Paylaş
M. Ali Ağca ile ilk defa 1988 yılında İtalya’daki
Her görüşmemde başka bir Ağca ile karşılaştım.
Her defasında anlattıkları da, kendi de değişikti.
Merakımdan, yıllarını birlikte geçirdiği hapishanenin müdürleriyle de konuşmuştun. Onların gözündeki Ağca nasıl bir insandı acaba?

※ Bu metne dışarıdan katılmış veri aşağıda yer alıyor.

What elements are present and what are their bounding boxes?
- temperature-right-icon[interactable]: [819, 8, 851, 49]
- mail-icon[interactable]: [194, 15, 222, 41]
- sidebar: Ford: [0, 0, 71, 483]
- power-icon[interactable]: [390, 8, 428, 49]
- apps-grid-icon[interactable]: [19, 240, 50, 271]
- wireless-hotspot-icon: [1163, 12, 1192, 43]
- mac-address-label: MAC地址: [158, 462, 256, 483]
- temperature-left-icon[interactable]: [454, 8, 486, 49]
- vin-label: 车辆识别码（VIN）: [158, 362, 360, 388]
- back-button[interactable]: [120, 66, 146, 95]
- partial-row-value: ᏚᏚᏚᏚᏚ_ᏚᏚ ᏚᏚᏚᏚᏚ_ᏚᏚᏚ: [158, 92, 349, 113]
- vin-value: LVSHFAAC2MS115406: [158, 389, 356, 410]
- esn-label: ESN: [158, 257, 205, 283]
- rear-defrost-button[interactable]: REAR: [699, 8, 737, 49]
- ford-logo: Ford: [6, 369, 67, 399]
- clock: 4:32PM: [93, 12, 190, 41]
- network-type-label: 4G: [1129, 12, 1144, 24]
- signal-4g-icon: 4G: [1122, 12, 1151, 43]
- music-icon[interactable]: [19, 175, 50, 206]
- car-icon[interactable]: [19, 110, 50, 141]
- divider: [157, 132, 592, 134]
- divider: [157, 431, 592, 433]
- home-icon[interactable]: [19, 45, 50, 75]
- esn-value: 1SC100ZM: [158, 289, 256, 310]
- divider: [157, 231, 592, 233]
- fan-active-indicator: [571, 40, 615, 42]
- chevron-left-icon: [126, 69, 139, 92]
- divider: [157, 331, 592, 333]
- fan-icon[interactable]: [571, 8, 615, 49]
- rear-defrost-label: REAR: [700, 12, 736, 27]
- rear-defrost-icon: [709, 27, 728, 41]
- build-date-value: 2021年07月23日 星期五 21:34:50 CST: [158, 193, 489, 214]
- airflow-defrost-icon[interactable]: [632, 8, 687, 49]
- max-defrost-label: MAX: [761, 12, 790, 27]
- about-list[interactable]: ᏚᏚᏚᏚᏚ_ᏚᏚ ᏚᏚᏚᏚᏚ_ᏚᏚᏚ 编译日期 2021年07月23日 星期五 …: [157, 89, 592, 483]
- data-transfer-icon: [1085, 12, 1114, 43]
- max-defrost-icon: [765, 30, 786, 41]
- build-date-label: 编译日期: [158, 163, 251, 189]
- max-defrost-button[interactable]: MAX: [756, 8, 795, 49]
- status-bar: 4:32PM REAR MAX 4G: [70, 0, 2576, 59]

İtalyan gardiyanlar ve hapishane müdürlerinin en çok tekrarladıkları, Ağca’nın son derece ciddi ve disiplinli olduğu idi. Her şeyin başında, kısa sürede İtalyanca öğrenmesinin verdiği avantajı tekrarladılar. Özellikle ilk yıllarında, daha İtalyanca öğrenemediği dönemlerde çok zorluk çekmişler, sonradan ise anlaşmaya başlamalarıyla birlikte, hayatları rahatlamış. Sadece İtalyanca değil, sonradan İngilizce de öğrenmiş. Hapishane hayatında da, haklarını iyi bilen ve koruyan bir mahkum olarak tanınırmış.
Ancona’nın müdürünün şu sözleri hala hatırımdadır : “... Çok konuşan bir mahkum değil. Disiplinsizlik yapmaz. Çok ciddidir. Başkalarını kendi işlerine karıştırmadığı gibi, o da başkalarının işine karışmaz... Daima birşeyler biliyormuş ancak söylemek istemiyormuş gibi bir hali vardır...”
Dile kolay, Ağca 30 yıldır hapishanede.
İnsanoğlu herşeye alışıveriyor.
Her görüşümde bana aynı şikayette bulunurdu: “Başka birini vurmuş olsaydım, 5-6 yılda serbest kalırdım. Papa olduğundan dolayı beni bırakmıyorlar. Çifte standart uyguluyorlar. İtalyanlar demokrasiden veya mahkum haklarından fazla söz etmesinler. Bana haksızlık yapıyorlar.”
Aslında söyledikleri doğruydu. Araştırdım ve aynı suçu işleyenlerin gerçekten 5-6 yılda serbest kaldığını öğrendim. Ancak işin içine Papa girince suç değişiyordu.
SIKINTI VERECEK DERECEDE CİDDİ BİR İNSAN...
Başkalarıyla ilişkilerini bilemem, ancak benim karşımda bulduğum Ağca, sıkıntı verecek derecede ciddi bir insandı. Özellikle TV söyleşilerinde daima yüksek sesle ve nutuk atar gibi konuşur, sloganlar kullanırdı.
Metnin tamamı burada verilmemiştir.